You can see what other projects Pierre is part of over on Pierre’s GitHub Profile.
Now let’s spend some time getting to know Pierre better!
Can you tell us a little about yourself (hobbies, education, etc):
The first code I wrote was an Applesoft BASIC program, on an Apple //e computer… I was 10 years old. Since then I always managed to bring computers in everything I did, at home or at work. As I was an amateur astronomer and was also very fond of physics in general, I chose to follow scientific studies. A few years later, I specialized in optics and photonics and graduated from Institut d’Optique Graduate School, which is now part of Université Paris-Saclay. I then pursued a PhD in the field of femtosecond lasers. Although it was mainly experimental physics, I had the opportunity to develop a code for simulating regenerative amplification in ultra-short pulse lasers; I learned recently that this code is still used today! After my PhD, I worked as a research engineer at THALES Avionics (on developing innovative head-up displays for aircrafts).Then, in 2007, I joined the French Alternative Energies and Atomic Energy Commission (CEA) where I was hired as leading software developer for applications involving image and signal processing as well as scientific instruments control. In 2012, I was given a project management position for the Laser Mégajoule timing and fiducial system development. Four years later, I was appointed head of a research laboratory. Lastly, in 2018 I had the opportunity to join Codra, an industrial software company, as a Project Director. In addition to this position, I am currently the pre-sales manager for the department of engineering at Codra. And of course, I’m also involved in open-source software development since 2008.

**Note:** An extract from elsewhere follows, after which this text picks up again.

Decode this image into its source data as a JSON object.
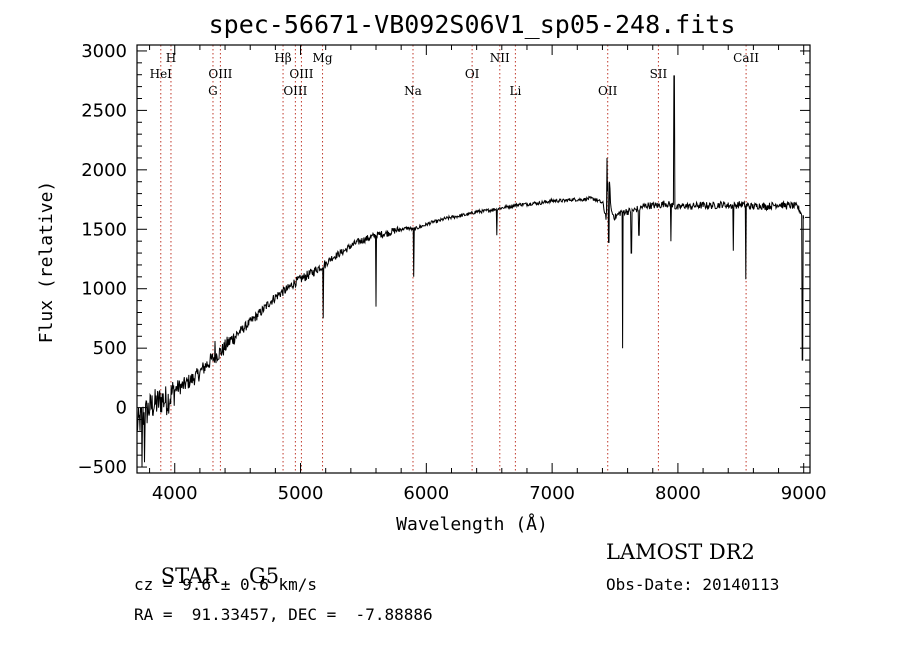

Why did you start using Python?
I started using Python in 2008, after a long and meticulous evaluation of various solutions that may fit my needs. Since early 2007 I was part of a research team at CEA. When I joined this team in 2007, every processing and acquisition software was written using commercial software. Some applications were getting huge and complex with a lot of GUIs for editing tons of parameters or visualizing results. Robustness was the main concern, therefore I chose Python since it was providing all the necessary tools for our research work (interactive computing and scientific data plotting) as well as the general-purpose libraries for building stable and robust applications. In 2008, when I started using and promoting Python amongst my colleagues, a piece of the puzzle was still missing: Python had no scientific-oriented IDE! That’s why during my vacations I began coding some tools for filling gaps in Python ecosystem, using Qt GUIs. After writing a variable explorer GUI that could be used directly from a Python interpreter to interact with current namespace, I wrote a Qt-based Python code editor, then a Qt-based Python console… and so on. After a few weeks only, this was done! This ultimately resulted in Spyder (Scientific PYthon Development EnviRonment), a scientific Python IDE that I first released to the public in September 2009: Python was finally a viable alternative to scientific commercial software. Today, thanks to a development team lead by Carlos Cordoba since 2012, Spyder is widely used for data processing and visualization with Python (est. 500,000 downloads/day).
What other programming languages do you know and which is your favorite?
What projects are you working on now?
At Codra, I’m involved in a lot of projects as a Project Director (or technical expert), in various fields like supervisory systems, data acquisition, multi-protocol gateways, data processing, data visualization, etc. From time to time, I even play the role of Project Manager. This is how I’ve been involved lately in CodraFT development, which was supported by CEA. It is available freely on GitHub: this is a Python-Qt based software aiming at processing signals and images and visualizing them. Its main upside is testability: the objective was to create a data processing software with a high level of robustness. Data processing features are mainly based on NumPy, SciPy and scikit-image.
Which Python libraries are your favorite (core or 3rd party)?
At the moment, I’m quite fond of scikit-image for image processing ; nice and clean API, and great documentation. OpenCV is also a great tool available to Python users and provides very efficient pattern detection algorithms for example.
What are some of the big lessons you learned while working on Spyder or WinPython?
I think that the most important lesson I’ve learned during those years is that we need to collaborate with other people. Otherwise, in the end, projects will at best remain as good ideas, or will be discontinued. With Spyder and WinPython, the thing that I’m the most proud of is that I managed to trust someone else to take over the projects and maintain them: in both cases, it was a good decision and projects are still active and popular.
Is there anything else you’d like to say?
I recently add the opportunity to attend a conference around Jupyter (PyData Paris). I really admire the work that has been done around the Jupyter ecosystem. From the IPython version I played with in 2008 to today’s JupyterLab, what an achievement from a technical point of view as well as in terms of community and project management!
Thanks for doing the interview, Pierre!